Sarebbe paradossale se i nuovi manager potessero incassare il bonus a prescindere dall’esito della verifica; varrebbe per loro quanto giustamente rimproverato per il 2016-17 ai direttori generali destituiti. Inoltre, logica vuole che la valutazione positiva dei nuovi commissari straordinari abbia come tassello fondamentale la riduzione sostanziale, e non “cosmetica”, del disavanzo dell'azienda a cui sono posti a capo. Di regola le manovre di rientro dai disequilibri hanno uno spettro temporale triennale e, in ogni caso, l'esercizio è su base annuale: da un trimestre all'altro le variazioni possono essere parecchio significative.

L'Anaao Assomed teme che i nuovi manager scelgano la via più semplice. Incalzati dal monitoraggio semestrale, potrebbero tagliare dove è più facile farlo: sul personale. Se così sarà, promettiamo barricate. Abbiamo già dato. Da anni l'unico costante taglio nel bilancio della sanità regionale è stata la voce del personale. Non si scherzi con il fuoco. Se qualcuno pensa di superare la verifica senza incidere sulla polpa del disavanzo, ergo: forniture,appalti, e soprattutto inadeguato controllo di appropriatezza e liceita’ della liquidazione dei crediti vantati dagli erogatori privati accreditati che rappresentano il 90% del deficit, utilizzando invece,in modo strumentale e demagogico, le forbici sui tanti negletti istituti contrattuali dei lavoratori,si sbaglia di grosso.

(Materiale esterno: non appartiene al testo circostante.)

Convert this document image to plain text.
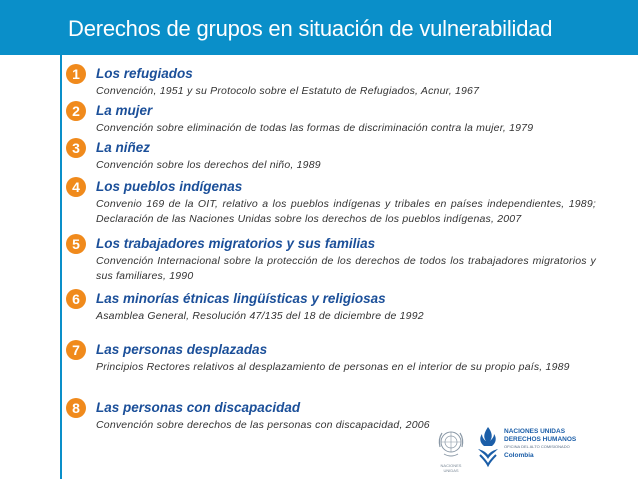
Derechos de grupos en situación de vulnerabilidad
1	Los refugiados
Convención, 1951 y su Protocolo sobre el Estatuto de Refugiados, Acnur, 1967
2	La mujer
Convención sobre eliminación de todas las formas de discriminación contra la mujer, 1979
3	La niñez
Convención sobre los derechos del niño, 1989
4	Los pueblos indígenas
Convenio 169 de la OIT, relativo a los pueblos indígenas y tribales en países independientes, 1989; Declaración de las Naciones Unidas sobre los derechos de los pueblos indígenas, 2007
5	Los trabajadores migratorios y sus familias
Convención Internacional sobre la protección de los derechos de todos los trabajadores migratorios y sus familiares, 1990
6	Las minorías étnicas lingüísticas y religiosas
Asamblea General, Resolución 47/135 del 18 de diciembre de 1992
7	Las personas desplazadas
Principios Rectores relativos al desplazamiento de personas en el interior de su propio país, 1989
8	Las personas con discapacidad
Convención sobre derechos de las personas con discapacidad, 2006
NACIONES UNIDAS
NACIONES UNIDAS
DERECHOS HUMANOS
OFICINA DEL ALTO COMISIONADO
Colombia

La dirigenza medica, vittima e non certo causa di questo sfascio, ha tenuto a galla negli anni il sistema, sobbarcandosi turni massacranti h24 per 365 giorni all’anno, in un contesto ambientale e sociale difficilissimo, sacrificando vita familiare e legittime ambizioni di carriera, con centinaia di giorni di ferie non godute, straordinari notturni e festivi non retribuiti, strutture ospedaliere falcidiate senza criterio ne’ logica se non quella del risparmio ottuso ed autolesionistico o, peggio, del piu’ bieco e mirato clientelismo. Ulteriori penalizzazioni a carico dei soliti noti non saranno piu’ tollerate e avranno come risposta valanghe di ricorsi ed iniziative eclatanti.